Best of Breed October 5, 2008 Tom Hays 1 out of 1 found this review helpful
Having spent a good many years in advertising and marketing, and having read a great many articles and books about the subject, I'll have to admit I did approach this book with a more than casual interest in learning about the current state of the "art". One of my all time favorites "The Hidden Persuaders" by Vance Packard, was the standard of the earlier attempts to dig into the underbelly of the mind grabbing beast called advertising. Well, we've come a long way, Baby. Lucas Conley's book delivers marketing today, with specificity, freshness, and courage. A "no-holds-barred" look at the disorderly state of the marketing of "brands" instead of the "goods and services" they were originally intended to represent. I found it fascinating. I originally purchased this book because of the bright red cover, the lettering style and the title. After reading it, I decided to buy additional copies for some of my friends in the business world. Of the books currently out there on the topic, I give this one "Best of Breed".

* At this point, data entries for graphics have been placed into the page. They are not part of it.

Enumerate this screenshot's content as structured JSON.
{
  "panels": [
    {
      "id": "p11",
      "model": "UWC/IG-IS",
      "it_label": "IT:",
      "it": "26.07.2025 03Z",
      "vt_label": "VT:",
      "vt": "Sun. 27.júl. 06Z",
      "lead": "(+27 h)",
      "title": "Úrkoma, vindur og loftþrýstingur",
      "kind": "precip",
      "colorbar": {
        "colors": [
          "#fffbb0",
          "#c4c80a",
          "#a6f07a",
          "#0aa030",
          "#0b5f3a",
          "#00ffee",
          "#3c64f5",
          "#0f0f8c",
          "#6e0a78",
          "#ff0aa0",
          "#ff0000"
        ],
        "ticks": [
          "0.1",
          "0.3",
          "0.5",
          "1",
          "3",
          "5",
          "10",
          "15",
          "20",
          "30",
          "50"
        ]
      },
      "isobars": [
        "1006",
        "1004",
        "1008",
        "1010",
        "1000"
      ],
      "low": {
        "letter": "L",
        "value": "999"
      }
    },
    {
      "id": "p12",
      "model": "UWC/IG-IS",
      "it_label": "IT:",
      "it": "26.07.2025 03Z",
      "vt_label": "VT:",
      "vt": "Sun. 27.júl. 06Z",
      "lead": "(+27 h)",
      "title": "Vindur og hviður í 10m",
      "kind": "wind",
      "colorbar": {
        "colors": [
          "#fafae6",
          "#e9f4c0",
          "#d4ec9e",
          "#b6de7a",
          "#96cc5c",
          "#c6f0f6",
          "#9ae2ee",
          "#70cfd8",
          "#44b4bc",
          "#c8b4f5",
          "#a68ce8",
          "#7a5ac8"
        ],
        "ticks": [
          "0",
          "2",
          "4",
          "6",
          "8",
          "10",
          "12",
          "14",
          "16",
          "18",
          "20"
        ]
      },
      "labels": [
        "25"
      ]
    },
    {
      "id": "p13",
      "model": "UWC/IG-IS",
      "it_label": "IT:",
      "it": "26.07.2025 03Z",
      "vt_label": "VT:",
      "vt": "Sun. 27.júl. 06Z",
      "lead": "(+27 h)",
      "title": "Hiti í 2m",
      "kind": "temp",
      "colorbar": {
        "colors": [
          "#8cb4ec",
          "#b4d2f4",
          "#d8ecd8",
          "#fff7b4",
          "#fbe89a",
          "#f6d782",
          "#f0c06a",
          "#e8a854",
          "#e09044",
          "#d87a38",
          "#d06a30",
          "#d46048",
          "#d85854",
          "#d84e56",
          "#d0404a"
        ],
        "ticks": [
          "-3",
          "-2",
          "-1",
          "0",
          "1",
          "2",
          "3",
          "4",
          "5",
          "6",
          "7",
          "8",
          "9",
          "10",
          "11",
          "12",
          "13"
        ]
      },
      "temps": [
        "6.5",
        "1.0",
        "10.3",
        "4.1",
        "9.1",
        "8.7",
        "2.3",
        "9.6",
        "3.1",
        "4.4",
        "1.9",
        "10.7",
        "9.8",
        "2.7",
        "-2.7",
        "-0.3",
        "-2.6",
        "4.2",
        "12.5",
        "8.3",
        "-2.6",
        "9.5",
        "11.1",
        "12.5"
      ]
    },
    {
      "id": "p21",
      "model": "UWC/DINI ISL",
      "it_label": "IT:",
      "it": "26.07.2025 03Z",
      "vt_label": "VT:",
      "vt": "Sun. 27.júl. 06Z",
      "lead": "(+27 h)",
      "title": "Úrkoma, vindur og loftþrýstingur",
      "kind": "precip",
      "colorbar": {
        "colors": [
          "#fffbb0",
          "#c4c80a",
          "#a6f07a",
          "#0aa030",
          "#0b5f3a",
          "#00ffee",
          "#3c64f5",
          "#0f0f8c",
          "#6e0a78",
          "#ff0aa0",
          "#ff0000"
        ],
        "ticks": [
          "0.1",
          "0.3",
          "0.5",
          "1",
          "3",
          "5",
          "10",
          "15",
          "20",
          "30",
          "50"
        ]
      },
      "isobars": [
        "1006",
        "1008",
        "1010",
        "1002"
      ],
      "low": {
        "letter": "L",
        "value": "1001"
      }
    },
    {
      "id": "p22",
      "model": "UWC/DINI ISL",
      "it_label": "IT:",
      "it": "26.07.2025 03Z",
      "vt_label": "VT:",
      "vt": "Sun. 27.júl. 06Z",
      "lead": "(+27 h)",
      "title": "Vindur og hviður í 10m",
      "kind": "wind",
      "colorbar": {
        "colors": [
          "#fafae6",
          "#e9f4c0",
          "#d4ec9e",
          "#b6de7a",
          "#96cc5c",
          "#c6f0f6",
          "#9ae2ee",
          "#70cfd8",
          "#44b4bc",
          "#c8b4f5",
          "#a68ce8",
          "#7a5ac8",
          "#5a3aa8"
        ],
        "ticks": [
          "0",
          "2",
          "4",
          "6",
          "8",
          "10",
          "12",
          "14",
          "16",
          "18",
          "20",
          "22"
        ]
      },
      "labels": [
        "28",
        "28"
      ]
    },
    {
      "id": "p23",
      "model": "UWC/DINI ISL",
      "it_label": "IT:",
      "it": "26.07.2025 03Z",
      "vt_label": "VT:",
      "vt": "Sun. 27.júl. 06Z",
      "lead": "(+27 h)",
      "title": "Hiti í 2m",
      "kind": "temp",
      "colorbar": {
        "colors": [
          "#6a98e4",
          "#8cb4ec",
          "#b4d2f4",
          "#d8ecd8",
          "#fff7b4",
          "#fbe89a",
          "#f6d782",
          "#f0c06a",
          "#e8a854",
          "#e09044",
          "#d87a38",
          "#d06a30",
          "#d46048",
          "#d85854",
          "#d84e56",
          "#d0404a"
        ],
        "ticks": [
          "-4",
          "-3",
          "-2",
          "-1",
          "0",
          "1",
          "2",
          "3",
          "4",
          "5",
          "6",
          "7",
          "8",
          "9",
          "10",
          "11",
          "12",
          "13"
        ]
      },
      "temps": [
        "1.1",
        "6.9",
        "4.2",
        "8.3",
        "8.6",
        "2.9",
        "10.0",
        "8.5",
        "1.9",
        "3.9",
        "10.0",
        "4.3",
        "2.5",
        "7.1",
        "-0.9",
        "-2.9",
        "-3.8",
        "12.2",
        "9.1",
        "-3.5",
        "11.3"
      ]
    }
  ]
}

Good read September 10, 2008 st starseed (Chicago, IL) 1 out of 1 found this review helpful
Perhaps the breeziest business book in years, Obsessive Branding Disorder hooked me in with its gloriously funny potshots at branding executives and the branding industry. Examples: The state of Kentucky shelled out some $20 million for the words "Unbridled Spirit" and an ad campaign to accompany it, while Connecticut's tourism board assigned colors to each region of the state, because: "The psychology of color was used to further define the brand by zeroing on geographic characteristics or more ethereal elements," said a state tourism director. If only Lucas Conley could have continued his assault on the world of branding. Sadly, beginning with the story of the Charmin Bath Tissue truck (Page 67), his writing flattens into a catalog of advertising methods and gimmicks the industry continues to trot out...entire stores devoted to a brand, packaged scents, and neuroscience. (The list is not astoundingly different from other sound-the-alarm tomes of the recent past. Product placement on game shows, celebrities in TV ads, and even radio jingles were considered demons of the day, and while I'd personally argue (and agree with the author) that all of this marketing is taking a toll on our psyches, he provides no evidence that the latest gimmicks are going to be any worse than their predecessors.) Only in the end does Lucas get back to branding, and this time, he takes successful shots at personal branding before finishing with some fairly well-written philosophical perspectives on the practice.